No testing has been done on any other platform but as MASkinG is written in a very "neutral" way there is no reason it shouldn't compile on any other OS/compiler supported by Allegro.

What you need
In order to successfully compile and use MASkinG you will need the following:

      - Allegro 4.0 or higher
      - a compiler that can compile Allegro: DJGPP for DOS or MinGW for Windows is prefered
        (if you have Linux you already have all you need)
      - AllegroFont library by Javier Gonzalez v1.8.2 or higher
      - optional: AllegroGL library for interfacing with OpenGL

Building
This depends on your compiler. If you are using GCC (DJGPP, MinGW or under Linux) go to the directory where you unzipped MASkinG (in a terminal window or DOS prompt) and type this:

      chmod +x fixlinux.sh
      ./fixlinux.sh

or

      fixdjgpp.bat

or

      fixmingw.bat

for Linux, DOS/DJGPP and MinGW respectively.

Then go to the source directory and type "make" followed by "make install" to compile and install the library. In order to install under Linux you will have to be root. You can then optionally go to the examples directory and make the examples by typing "make". The compiled library is put in the /lib directory and the examples in the examples directory.

The compilation process should produce no errors (maybe a few warnings on some compilers). If you do get errors than make sure you have properly setup your compiler, Allegro and AllegroFont (see relevant documentation for details). If only "make install" fails for one reason or another (is known to have happened before) you will have to install manually. Just copy the library (either the .a or the .lib file in the lib directory) to the lib directory of your compiler (or wherever you keep your libraries) and the entire include directory in the include direcotry of your compiler.

To build the library with OpenGL support you will first need to download and install the AllegroGL library and then build MASkinG with "make ALLEGRO_GL=1" and install it with "make install ALLEGRO_GL=1". To build the examples with OpenGL support also type "make ALLEGRO_GL=1" in the examples directory (case is important). Make sure you do "make clean" before compiling the GL version if you had compiled a different version before!

MASkinG gets linked with your program statically but Allegro itself doesn't. To enable full statc linking you must build MASkinG with "make STATICLINK=1". Note that in order to be able to link statically you must also have static version of all other libraries (Allegro, AllegroFont and optionally AllegroGL).

To build MASkinG with MSVC6 or MSVC7 open the workspace file (.dsw) in the root directory and just select the targets you want to compile and hit "build" (that means if you want to build the library with AllegroGL support, select the GL target, otherwise the OpenGL examples won't compile). Note that MSVC support is currently a bit lacking as not all targets have been defined. I have no motivation to keep maintaining the MSVC project files myself. If anyone wants to do that, please contact me.

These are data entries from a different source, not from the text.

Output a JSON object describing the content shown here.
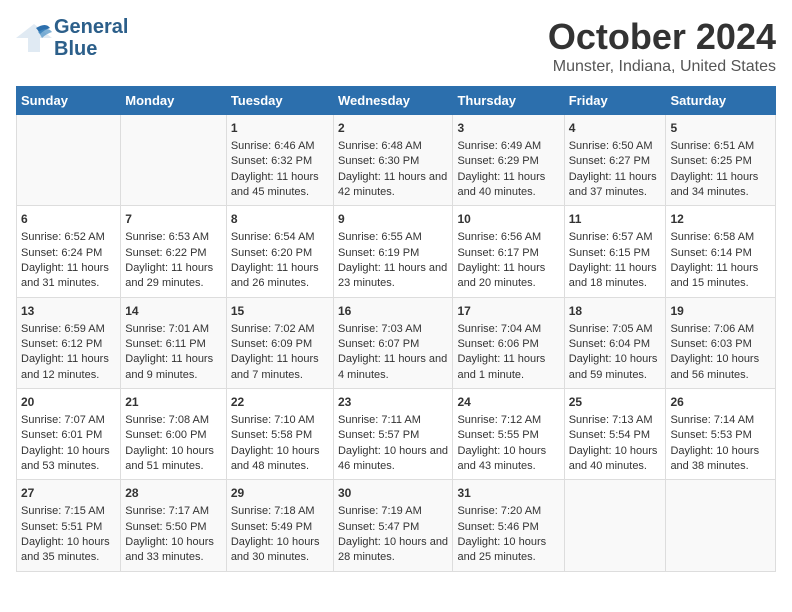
{
  "header": {
    "logo_general": "General",
    "logo_blue": "Blue",
    "title": "October 2024",
    "subtitle": "Munster, Indiana, United States"
  },
  "days_of_week": [
    "Sunday",
    "Monday",
    "Tuesday",
    "Wednesday",
    "Thursday",
    "Friday",
    "Saturday"
  ],
  "weeks": [
    [
      {
        "day": "",
        "content": ""
      },
      {
        "day": "",
        "content": ""
      },
      {
        "day": "1",
        "content": "Sunrise: 6:46 AM\nSunset: 6:32 PM\nDaylight: 11 hours and 45 minutes."
      },
      {
        "day": "2",
        "content": "Sunrise: 6:48 AM\nSunset: 6:30 PM\nDaylight: 11 hours and 42 minutes."
      },
      {
        "day": "3",
        "content": "Sunrise: 6:49 AM\nSunset: 6:29 PM\nDaylight: 11 hours and 40 minutes."
      },
      {
        "day": "4",
        "content": "Sunrise: 6:50 AM\nSunset: 6:27 PM\nDaylight: 11 hours and 37 minutes."
      },
      {
        "day": "5",
        "content": "Sunrise: 6:51 AM\nSunset: 6:25 PM\nDaylight: 11 hours and 34 minutes."
      }
    ],
    [
      {
        "day": "6",
        "content": "Sunrise: 6:52 AM\nSunset: 6:24 PM\nDaylight: 11 hours and 31 minutes."
      },
      {
        "day": "7",
        "content": "Sunrise: 6:53 AM\nSunset: 6:22 PM\nDaylight: 11 hours and 29 minutes."
      },
      {
        "day": "8",
        "content": "Sunrise: 6:54 AM\nSunset: 6:20 PM\nDaylight: 11 hours and 26 minutes."
      },
      {
        "day": "9",
        "content": "Sunrise: 6:55 AM\nSunset: 6:19 PM\nDaylight: 11 hours and 23 minutes."
      },
      {
        "day": "10",
        "content": "Sunrise: 6:56 AM\nSunset: 6:17 PM\nDaylight: 11 hours and 20 minutes."
      },
      {
        "day": "11",
        "content": "Sunrise: 6:57 AM\nSunset: 6:15 PM\nDaylight: 11 hours and 18 minutes."
      },
      {
        "day": "12",
        "content": "Sunrise: 6:58 AM\nSunset: 6:14 PM\nDaylight: 11 hours and 15 minutes."
      }
    ],
    [
      {
        "day": "13",
        "content": "Sunrise: 6:59 AM\nSunset: 6:12 PM\nDaylight: 11 hours and 12 minutes."
      },
      {
        "day": "14",
        "content": "Sunrise: 7:01 AM\nSunset: 6:11 PM\nDaylight: 11 hours and 9 minutes."
      },
      {
        "day": "15",
        "content": "Sunrise: 7:02 AM\nSunset: 6:09 PM\nDaylight: 11 hours and 7 minutes."
      },
      {
        "day": "16",
        "content": "Sunrise: 7:03 AM\nSunset: 6:07 PM\nDaylight: 11 hours and 4 minutes."
      },
      {
        "day": "17",
        "content": "Sunrise: 7:04 AM\nSunset: 6:06 PM\nDaylight: 11 hours and 1 minute."
      },
      {
        "day": "18",
        "content": "Sunrise: 7:05 AM\nSunset: 6:04 PM\nDaylight: 10 hours and 59 minutes."
      },
      {
        "day": "19",
        "content": "Sunrise: 7:06 AM\nSunset: 6:03 PM\nDaylight: 10 hours and 56 minutes."
      }
    ],
    [
      {
        "day": "20",
        "content": "Sunrise: 7:07 AM\nSunset: 6:01 PM\nDaylight: 10 hours and 53 minutes."
      },
      {
        "day": "21",
        "content": "Sunrise: 7:08 AM\nSunset: 6:00 PM\nDaylight: 10 hours and 51 minutes."
      },
      {
        "day": "22",
        "content": "Sunrise: 7:10 AM\nSunset: 5:58 PM\nDaylight: 10 hours and 48 minutes."
      },
      {
        "day": "23",
        "content": "Sunrise: 7:11 AM\nSunset: 5:57 PM\nDaylight: 10 hours and 46 minutes."
      },
      {
        "day": "24",
        "content": "Sunrise: 7:12 AM\nSunset: 5:55 PM\nDaylight: 10 hours and 43 minutes."
      },
      {
        "day": "25",
        "content": "Sunrise: 7:13 AM\nSunset: 5:54 PM\nDaylight: 10 hours and 40 minutes."
      },
      {
        "day": "26",
        "content": "Sunrise: 7:14 AM\nSunset: 5:53 PM\nDaylight: 10 hours and 38 minutes."
      }
    ],
    [
      {
        "day": "27",
        "content": "Sunrise: 7:15 AM\nSunset: 5:51 PM\nDaylight: 10 hours and 35 minutes."
      },
      {
        "day": "28",
        "content": "Sunrise: 7:17 AM\nSunset: 5:50 PM\nDaylight: 10 hours and 33 minutes."
      },
      {
        "day": "29",
        "content": "Sunrise: 7:18 AM\nSunset: 5:49 PM\nDaylight: 10 hours and 30 minutes."
      },
      {
        "day": "30",
        "content": "Sunrise: 7:19 AM\nSunset: 5:47 PM\nDaylight: 10 hours and 28 minutes."
      },
      {
        "day": "31",
        "content": "Sunrise: 7:20 AM\nSunset: 5:46 PM\nDaylight: 10 hours and 25 minutes."
      },
      {
        "day": "",
        "content": ""
      },
      {
        "day": "",
        "content": ""
      }
    ]
  ]
}
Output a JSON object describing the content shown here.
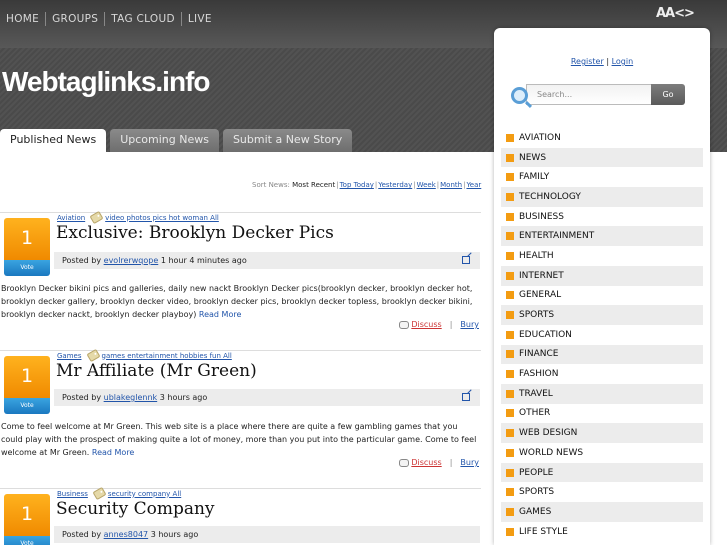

Note: If you haven't installed AllegroFont yet you may have problems with it as the installation instructions for that library are a bit vague. After you have built the library as the readme.txt file in AllegroFont's root directory says, you have to install it manually! This means you have to copy the .lib (or the .a) file and the header files to the lib and include directories of your compiler.

Note2: With some combinations of flags on some compilers some of the examples don't compile. This is a known problem. All suggestions about how it might be solved will be greatly appreciated.

The documentation of the MASkinG API (classes, methods, etc.) is auto-generated using Doc++. You can regenerate these with "make docs"

If for some reason you are missing the .dep files (e.g. if you got MASkinG off CVS) the library will still compile but if you want to work on the source code you will most likely appreciate it if the makefiles did dependency checking for you and rebuild all files that are potentially affected when you modify the source. To create the .dep files just run "make depend". In order for this to work you will also need the 'sed' command.

Examples in Linux
Not all fonts are included with the skins. A lot of skins are designed to use standard Windows fonts which are typically located in a subdirecotry called "Fonts" of the Windows directory (e.g. C:\Windows\Fonts). MASkinG will try to look in this directory if it can't find a font in the path specified in the skin configuration file. If the font still can't be found the program will use the default Allegro font. There are however a couple of solutions to this problem:

    1. get the fonts in question and copy them into the skins directory
or
    2. if you have Windows, mount the partition where Windows is installed
       and add an environment variable called either "windir" or "WINDIR" (without the
       quotes of course) that contains the path to your Windows directory.
Of course this is just to reduce the download size of the library and avoid any legal issues. In your own releases you should include all the fonts that you use.